Alzheimer’s Drug Leqembi’s Mechanism of Action Revealed
A key Alzheimer’s drug, lecanemab (marketed as Leqembi), has finally revealed its secret. Scientists have discovered that the drug works by activating the brain’s immune cells – microglia – to clear harmful amyloid plaques, but only through a specific part of the antibody called the Fc fragment. This finding could reshape how future Alzheimer’s therapies are designed.
Alzheimer’s Disease and the Role of Microglia
More than 55 million people worldwide live with Alzheimer’s disease, a condition driven by the buildup of amyloid plaques in the brain. These toxic protein clusters damage neurons and eventually lead to dementia. While microglia naturally gather around these plaques, they are typically unable to remove them effectively. Researchers have been developing treatments aimed at restoring this essential immune function.
Antibody Therapy and the Fc Fragment
Lecanemab is a therapy designed to target amyloid-beta plaques and gradual disease progression and it has already received FDA approval. However, side effects have limited its overall benefit, and until recently, its exact mode of action remained unclear.
Antibodies are made up of two main parts. One part binds to a specific target, such as amyloid plaques, while the other part, the Fc fragment, signals the immune system. Earlier research suggested that microglia play a role in clearing plaques, but direct proof linking their activity to lecanemab’s effectiveness was missing. Some scientists had also proposed that plaque removal could occur without involvement of the Fc fragment. Researchers from VIB and KU Leuven demonstrated that the fragment is essential, as microglia only responded when it was intact, and functional.
How the Fc Fragment Activates Microglia
To investigate this, researchers used a specially designed Alzheimer’s mouse model that included human microglial cells. This allowed them to closely observe how lecanemab interacts with human immune cells and promotes plaque clearance. When the Fc fragment was removed, the antibody no longer had any effect.
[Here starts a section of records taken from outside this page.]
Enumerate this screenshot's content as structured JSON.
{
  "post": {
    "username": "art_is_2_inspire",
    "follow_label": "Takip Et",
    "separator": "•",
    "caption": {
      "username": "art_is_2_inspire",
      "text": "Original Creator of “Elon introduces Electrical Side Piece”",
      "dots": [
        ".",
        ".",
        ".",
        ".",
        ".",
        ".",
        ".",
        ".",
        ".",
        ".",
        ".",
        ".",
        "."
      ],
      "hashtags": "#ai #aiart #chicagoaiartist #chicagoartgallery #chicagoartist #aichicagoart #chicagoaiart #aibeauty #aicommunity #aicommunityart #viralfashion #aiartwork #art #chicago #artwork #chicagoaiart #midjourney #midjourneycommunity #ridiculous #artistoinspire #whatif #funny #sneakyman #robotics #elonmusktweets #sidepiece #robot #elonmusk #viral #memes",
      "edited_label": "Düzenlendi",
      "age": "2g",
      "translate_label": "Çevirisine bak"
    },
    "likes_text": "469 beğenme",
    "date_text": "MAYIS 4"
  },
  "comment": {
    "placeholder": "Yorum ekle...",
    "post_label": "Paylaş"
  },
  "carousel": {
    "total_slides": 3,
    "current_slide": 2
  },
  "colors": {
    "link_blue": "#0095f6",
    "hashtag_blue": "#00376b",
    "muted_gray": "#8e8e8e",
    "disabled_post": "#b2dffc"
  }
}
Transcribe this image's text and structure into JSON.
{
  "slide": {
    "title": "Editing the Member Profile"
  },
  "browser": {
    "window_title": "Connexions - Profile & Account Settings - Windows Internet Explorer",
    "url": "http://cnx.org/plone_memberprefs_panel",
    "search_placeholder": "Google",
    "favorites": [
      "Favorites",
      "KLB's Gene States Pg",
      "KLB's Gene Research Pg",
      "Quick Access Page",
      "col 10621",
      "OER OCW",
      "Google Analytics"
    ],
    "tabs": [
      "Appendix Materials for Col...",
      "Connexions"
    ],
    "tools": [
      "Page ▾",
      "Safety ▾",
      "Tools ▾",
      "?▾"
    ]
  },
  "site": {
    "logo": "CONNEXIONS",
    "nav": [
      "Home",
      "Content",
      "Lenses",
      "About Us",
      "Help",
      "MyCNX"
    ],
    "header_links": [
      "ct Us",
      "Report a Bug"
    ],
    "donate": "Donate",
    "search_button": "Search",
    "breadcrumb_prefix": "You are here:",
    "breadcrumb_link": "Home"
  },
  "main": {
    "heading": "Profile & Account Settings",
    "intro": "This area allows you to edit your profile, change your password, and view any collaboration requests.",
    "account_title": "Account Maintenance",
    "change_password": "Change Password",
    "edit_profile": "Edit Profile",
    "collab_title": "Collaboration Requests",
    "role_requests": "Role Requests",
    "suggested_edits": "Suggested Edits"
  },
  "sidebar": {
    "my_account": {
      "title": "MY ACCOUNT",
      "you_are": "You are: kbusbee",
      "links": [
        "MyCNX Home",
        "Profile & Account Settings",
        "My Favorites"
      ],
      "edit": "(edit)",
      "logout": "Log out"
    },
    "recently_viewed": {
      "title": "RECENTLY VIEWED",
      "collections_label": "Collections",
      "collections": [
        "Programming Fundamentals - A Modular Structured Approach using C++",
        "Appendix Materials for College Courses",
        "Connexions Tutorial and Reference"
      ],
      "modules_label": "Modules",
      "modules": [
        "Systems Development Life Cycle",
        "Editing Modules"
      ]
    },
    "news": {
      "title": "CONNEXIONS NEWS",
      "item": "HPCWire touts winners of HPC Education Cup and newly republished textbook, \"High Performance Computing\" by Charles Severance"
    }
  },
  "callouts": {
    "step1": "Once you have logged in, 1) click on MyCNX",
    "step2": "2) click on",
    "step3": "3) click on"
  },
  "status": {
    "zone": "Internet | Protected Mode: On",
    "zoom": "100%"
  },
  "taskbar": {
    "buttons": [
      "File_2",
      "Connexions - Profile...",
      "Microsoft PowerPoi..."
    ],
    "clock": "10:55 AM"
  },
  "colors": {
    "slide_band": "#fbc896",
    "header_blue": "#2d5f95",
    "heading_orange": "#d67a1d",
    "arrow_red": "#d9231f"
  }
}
“The fact that we used human microglia within a controlled experimental model was a major strength of our study. This allowed us to test the very antibodies used in patients and observe human-specific responses with unprecedented resolution,” adds Magdalena Zielonka, co-first author.
Inside the Brain’s Plaque-Clearing Process
The team then examined how activated microglia actually remove amyloid plaques in this hybrid model. They identified key cellular processes involved in this cleanup, including phagocytosis and lysosomal activity. These processes were only triggered when the Fc fragment was present. Without it, the microglia remained inactive.
Using advanced techniques such as single-cell and spatial transcriptomics, the researchers also identified a specific gene activity pattern in microglia associated with effective plaque removal. This pattern included strong expression of the gene SPP1 and was uncovered using NOVA-ST, a method developed by the Stein Aerts lab (VIB-KU Leuven).
Toward Safer and More Effective Alzheimer’s Treatments
By defining the exact microglial program responsible for clearing plaques, the findings point toward new strategies for treating Alzheimer’s disease. Future therapies may be able to activate microglia directly, without relying on antibodies.
“This opens doors to future therapies that may activate microglia without requiring antibodies. Understanding the importance of the Fc fragment helps guide the design of next-generation Alzheimer’s drugs,” concludes Prof. Bart De Strooper.